A afeição e o respeito por Marcolina da Conceição eram gerais na cidade santense. Originária do sertão das Alagoas, ela nascera em 1868 como escrava. Aos vinte anos, a emancipação veio por meio da Lei Áurea. Foi então que escolheu migrar para o ambiente portuário de Santos, onde rumores apontavam para uma atmosfera mais acolhedora aos ex-escravos como ela, além de perspectivas promissoras de trabalho honesto. Nas margens da praia do Valongo, cruzou caminhos com um jovem português, pelo qual se apaixonou e, consequentemente, casou-se, construindo uma família composta por três filhos (duas mulheres e um homem). Fez de tudo para sustentar a família ao lado do marido: trabalhou como doméstica, costurou sacos de café em armazéns e ajudou em cozinhas de pequenas pensões. E foi como ajudante de cozinha que acabou sendo contratada pela Irmandade da Misericórdia, em 1908, sendo convocada para atuar no hospital mais importante da região.
Marcolina se destacou como uma incansável lutadora. Mesmo após concluir suas tarefas na cozinha, encontrava tempo para prestar auxílio às irmãzinhas da Imaculada Conceição, que desempenhavam papéis de enfermeiras na Santa Casa. Sua dedicação era especialmente voltada aos enfermos do triste Pavilhão de Tuberculosos, onde a taxa de mortalidade superava a de todo o hospital. Foi nesse ambiente que ela enfrentou a perda de seu único filho homem, vítima da doença dos pulmões ainda na adolescência.
Com o passar dos anos, o espírito de Marcolina não só se manteve firme, como também se fortaleceu. Sua fé inquebrantável e solidariedade exemplar a guiavam. Após duas décadas de atividade profissional, ela se aposentou aos 60 anos. No entanto, diferentemente da maioria, sua jornada de cuidados não parou. Ela continuou visitando a Santa Casa praticamente todos os dias, desta vez não para cozinhar, mas para oferecer seu carinho aos doentes, sobretudo às crianças e, claro, aos pacientes tuberculosos. Tornou-se uma figura materna e enfermeira para todos que encontrava, o que lhe rendeu o carinhoso apelido de “Vovó dos Internados” ou simplesmente “Vovó Marcolina”, amada e querida por todos em Santos.
Nas festividades de Páscoa e Natal, a presença de Marcolina era certa na Santa Casa. Com seu prestígio e dignidade, ela conseguia de maneira notável angariar doações de roupas, calçados, brinquedos, frutas, doces, mantimentos, óculos e outros recursos de auxílio à saúde para os “afilhados” da instituição. Durante muito tempo, Vovó Marcolina ostentou uma influência comparável à do próprio provedor. Todos ansiavam por um momento com aquela mulher modesta, afável e sábia, uma sabedoria que só a vida é capaz de conceder. Os que testemunhavam sua sagrada jornada ficavam admirados com os milagres realizados, considerando a condição econômica humilde que ela possuía.

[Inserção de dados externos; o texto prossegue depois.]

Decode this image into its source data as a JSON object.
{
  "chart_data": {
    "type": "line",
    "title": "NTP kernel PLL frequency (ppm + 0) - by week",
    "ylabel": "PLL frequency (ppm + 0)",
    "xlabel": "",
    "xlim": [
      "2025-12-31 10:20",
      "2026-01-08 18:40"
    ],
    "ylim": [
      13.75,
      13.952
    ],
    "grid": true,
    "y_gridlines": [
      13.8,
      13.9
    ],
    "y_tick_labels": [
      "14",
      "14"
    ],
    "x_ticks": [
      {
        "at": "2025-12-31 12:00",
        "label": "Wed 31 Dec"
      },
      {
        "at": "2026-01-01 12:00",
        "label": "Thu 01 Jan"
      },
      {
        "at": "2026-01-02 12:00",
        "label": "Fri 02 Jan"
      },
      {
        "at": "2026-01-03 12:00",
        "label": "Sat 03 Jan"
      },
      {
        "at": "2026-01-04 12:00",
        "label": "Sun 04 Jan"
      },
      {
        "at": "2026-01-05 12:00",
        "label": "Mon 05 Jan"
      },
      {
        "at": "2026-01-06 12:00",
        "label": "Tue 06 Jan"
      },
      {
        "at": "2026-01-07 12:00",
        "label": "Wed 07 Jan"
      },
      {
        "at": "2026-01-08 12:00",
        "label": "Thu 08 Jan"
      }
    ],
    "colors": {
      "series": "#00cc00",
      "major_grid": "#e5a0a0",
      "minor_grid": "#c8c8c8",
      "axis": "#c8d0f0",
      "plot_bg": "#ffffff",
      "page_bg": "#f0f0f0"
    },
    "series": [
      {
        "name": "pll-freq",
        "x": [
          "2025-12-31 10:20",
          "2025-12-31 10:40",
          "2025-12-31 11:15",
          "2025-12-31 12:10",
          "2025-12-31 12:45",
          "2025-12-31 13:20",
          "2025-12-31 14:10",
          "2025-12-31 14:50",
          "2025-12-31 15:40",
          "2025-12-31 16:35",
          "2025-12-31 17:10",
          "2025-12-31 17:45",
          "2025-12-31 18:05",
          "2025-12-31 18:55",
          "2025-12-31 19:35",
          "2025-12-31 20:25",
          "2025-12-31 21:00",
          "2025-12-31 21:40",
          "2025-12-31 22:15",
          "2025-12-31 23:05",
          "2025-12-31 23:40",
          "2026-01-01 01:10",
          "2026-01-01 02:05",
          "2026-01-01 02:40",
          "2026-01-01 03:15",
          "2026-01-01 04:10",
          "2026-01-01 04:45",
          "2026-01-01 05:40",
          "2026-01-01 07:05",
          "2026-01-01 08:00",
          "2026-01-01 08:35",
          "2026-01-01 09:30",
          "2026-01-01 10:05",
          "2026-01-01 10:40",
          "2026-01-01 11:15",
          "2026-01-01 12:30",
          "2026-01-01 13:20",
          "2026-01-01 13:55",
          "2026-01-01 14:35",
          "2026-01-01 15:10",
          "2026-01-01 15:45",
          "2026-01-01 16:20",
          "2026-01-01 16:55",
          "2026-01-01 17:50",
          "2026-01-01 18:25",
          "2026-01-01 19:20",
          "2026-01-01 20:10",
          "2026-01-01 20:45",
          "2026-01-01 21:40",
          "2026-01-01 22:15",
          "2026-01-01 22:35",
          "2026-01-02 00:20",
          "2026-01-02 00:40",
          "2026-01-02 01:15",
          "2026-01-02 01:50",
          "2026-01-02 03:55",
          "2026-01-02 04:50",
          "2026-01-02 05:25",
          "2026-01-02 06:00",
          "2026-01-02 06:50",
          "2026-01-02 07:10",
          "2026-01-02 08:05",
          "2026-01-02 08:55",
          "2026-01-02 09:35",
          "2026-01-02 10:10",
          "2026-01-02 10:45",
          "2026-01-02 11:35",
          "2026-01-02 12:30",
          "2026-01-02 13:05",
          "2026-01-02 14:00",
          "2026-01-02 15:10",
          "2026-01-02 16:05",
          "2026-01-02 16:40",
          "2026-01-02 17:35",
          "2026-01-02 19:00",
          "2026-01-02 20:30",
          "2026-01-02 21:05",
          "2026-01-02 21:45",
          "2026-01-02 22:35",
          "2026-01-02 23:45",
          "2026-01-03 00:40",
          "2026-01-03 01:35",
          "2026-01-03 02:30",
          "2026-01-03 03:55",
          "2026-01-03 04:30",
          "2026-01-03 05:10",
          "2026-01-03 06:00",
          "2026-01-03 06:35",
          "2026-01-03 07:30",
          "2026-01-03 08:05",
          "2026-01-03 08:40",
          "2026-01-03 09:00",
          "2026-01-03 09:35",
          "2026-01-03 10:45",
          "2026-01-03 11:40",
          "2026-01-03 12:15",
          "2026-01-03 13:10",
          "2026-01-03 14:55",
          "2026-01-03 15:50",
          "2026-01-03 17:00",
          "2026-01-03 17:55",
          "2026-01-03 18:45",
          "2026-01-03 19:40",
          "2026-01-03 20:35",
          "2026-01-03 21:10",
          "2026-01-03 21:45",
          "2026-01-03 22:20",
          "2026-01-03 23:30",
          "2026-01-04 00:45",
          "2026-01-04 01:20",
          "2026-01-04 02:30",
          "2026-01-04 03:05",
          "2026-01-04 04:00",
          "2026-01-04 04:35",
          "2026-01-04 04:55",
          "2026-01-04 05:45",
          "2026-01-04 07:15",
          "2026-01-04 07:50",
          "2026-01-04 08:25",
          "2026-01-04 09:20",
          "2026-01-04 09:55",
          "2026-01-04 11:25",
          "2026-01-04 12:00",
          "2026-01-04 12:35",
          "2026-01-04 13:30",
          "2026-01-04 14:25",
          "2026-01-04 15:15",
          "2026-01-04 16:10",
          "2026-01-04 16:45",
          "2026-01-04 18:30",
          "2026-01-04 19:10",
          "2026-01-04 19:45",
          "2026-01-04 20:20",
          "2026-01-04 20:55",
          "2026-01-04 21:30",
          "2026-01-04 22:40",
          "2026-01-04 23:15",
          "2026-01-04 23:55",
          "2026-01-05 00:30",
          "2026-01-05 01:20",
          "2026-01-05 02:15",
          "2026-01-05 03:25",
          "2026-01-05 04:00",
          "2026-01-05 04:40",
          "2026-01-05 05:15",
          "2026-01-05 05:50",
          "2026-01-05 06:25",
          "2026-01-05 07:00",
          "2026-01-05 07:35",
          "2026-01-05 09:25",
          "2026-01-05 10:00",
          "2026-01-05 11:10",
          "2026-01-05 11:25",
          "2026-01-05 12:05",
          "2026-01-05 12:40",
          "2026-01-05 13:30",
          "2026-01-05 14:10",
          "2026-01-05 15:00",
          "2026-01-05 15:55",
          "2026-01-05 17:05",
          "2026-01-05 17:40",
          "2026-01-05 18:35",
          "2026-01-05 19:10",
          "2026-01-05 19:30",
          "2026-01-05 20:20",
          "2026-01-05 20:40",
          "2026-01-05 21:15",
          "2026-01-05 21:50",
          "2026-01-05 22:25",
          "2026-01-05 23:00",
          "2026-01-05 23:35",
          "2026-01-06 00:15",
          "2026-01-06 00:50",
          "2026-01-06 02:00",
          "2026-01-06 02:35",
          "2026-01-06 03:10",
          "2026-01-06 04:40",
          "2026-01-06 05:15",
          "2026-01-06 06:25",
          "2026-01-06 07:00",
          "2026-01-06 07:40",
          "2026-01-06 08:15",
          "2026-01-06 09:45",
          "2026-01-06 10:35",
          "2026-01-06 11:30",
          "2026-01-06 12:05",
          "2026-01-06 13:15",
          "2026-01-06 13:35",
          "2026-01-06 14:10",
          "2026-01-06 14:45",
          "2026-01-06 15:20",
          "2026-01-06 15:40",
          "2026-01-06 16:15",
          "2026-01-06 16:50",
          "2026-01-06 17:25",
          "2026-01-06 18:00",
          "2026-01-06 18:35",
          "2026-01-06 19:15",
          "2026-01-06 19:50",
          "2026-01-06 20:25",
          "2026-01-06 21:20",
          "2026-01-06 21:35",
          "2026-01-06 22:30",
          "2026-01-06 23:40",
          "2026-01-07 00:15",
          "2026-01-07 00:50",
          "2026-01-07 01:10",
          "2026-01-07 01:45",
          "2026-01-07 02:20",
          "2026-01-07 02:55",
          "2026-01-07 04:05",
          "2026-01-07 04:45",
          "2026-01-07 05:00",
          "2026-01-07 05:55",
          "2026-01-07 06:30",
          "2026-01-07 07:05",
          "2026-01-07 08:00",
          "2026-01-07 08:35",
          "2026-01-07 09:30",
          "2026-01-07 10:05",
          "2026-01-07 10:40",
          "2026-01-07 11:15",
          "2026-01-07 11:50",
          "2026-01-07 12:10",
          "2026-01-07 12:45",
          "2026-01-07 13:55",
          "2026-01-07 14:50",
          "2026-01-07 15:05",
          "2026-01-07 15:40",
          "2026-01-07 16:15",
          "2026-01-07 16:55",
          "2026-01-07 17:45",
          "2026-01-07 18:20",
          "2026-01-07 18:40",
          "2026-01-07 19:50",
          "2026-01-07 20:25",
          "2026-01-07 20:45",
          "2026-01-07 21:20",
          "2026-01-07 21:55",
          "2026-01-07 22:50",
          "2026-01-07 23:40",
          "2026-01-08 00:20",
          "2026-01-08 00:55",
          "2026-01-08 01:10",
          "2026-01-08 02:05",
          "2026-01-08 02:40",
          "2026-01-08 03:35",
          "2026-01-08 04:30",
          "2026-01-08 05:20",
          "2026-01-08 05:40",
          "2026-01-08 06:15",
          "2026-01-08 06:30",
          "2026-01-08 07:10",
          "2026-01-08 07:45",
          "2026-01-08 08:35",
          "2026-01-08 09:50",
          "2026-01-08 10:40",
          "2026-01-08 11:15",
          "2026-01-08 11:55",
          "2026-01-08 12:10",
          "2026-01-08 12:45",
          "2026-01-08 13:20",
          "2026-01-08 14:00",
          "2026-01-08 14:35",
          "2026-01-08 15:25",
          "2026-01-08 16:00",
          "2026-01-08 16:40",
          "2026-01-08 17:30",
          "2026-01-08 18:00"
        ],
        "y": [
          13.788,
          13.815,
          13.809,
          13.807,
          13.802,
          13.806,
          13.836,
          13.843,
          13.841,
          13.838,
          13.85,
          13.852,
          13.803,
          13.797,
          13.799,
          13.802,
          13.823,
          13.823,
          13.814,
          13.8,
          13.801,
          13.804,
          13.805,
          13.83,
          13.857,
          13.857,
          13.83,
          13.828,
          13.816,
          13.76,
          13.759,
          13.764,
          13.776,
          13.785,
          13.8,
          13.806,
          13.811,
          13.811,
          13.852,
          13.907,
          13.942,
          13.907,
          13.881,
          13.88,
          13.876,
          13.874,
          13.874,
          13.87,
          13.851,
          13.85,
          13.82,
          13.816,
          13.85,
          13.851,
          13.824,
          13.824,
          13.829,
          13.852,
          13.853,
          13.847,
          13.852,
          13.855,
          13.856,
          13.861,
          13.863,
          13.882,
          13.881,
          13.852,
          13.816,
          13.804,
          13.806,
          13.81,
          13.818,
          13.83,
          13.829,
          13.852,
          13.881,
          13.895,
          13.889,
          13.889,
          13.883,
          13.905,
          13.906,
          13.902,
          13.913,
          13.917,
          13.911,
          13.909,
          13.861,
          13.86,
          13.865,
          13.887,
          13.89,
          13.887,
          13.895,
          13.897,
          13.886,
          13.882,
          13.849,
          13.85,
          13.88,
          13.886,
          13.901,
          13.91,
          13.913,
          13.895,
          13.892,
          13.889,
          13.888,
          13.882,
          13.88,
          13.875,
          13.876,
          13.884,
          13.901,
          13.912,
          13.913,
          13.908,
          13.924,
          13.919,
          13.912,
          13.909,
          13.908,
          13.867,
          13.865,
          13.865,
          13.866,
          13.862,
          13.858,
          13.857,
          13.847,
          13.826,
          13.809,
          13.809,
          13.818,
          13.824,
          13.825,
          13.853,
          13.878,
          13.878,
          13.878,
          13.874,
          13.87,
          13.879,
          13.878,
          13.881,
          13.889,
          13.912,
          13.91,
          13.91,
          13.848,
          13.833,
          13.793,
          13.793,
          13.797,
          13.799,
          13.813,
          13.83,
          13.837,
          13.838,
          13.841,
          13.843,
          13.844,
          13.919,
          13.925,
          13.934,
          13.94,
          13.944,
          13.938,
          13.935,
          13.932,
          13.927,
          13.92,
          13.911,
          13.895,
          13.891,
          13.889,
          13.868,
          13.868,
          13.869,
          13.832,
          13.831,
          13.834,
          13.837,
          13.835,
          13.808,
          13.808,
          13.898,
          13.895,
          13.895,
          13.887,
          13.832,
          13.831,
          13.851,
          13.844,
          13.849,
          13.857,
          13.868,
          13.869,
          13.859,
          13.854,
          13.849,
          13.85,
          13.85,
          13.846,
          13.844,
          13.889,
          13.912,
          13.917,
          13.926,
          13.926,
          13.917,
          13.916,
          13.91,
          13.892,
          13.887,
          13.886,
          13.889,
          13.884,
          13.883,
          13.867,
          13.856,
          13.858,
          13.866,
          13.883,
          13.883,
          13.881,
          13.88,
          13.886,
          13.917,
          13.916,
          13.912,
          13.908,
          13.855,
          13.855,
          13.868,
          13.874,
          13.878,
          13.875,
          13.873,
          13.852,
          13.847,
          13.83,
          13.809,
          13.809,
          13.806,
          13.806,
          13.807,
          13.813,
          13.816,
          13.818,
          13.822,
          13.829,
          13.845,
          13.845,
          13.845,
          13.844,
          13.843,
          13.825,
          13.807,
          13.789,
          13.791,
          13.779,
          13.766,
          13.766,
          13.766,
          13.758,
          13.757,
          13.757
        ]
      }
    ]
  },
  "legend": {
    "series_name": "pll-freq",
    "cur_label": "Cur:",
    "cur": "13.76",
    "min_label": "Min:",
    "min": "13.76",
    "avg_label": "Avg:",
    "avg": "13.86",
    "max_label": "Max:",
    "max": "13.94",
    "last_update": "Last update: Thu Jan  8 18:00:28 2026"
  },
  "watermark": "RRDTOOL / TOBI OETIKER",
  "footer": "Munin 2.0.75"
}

Até que veio 18 de maio de 1948. Marcolina completaria 80 anos de vida. E foi no mês das mães que o destino resolveu levar embora a querida Vovozinha dos Internados, uma mulher que ofereceu generosamente seu tempo e energia a pessoas que não conhecia. Um exemplo vivo da caridade que se enraizou profundamente na história da Santa Casa de Misericórdia. Um exemplo que jamais deveria ser apagado e merece ser celebrado, um lembrete de que o bem deve ser cultivado de forma contínua e ininterrupta.
Placa e rua
Após o seu falecimento, a Santa Casa prestou uma homenagem ao instalar uma placa em sua memória na cozinha do hospital. O município também se uniu para honrar sua lembrança, nomeando uma rua (a Rua Projetada 360, localizada entre a Avenida Dr. Pedro Lessa e a Rua Nabuco de Araújo) como Rua Marcolina da Conceição. Isso se concretizou por meio do projeto de lei 110 (substitutivo), proposto pelo então vereador Isaac de Oliveira, e foi oficializado sob a sanção do então prefeito municipal Rubens Ferreira Martins.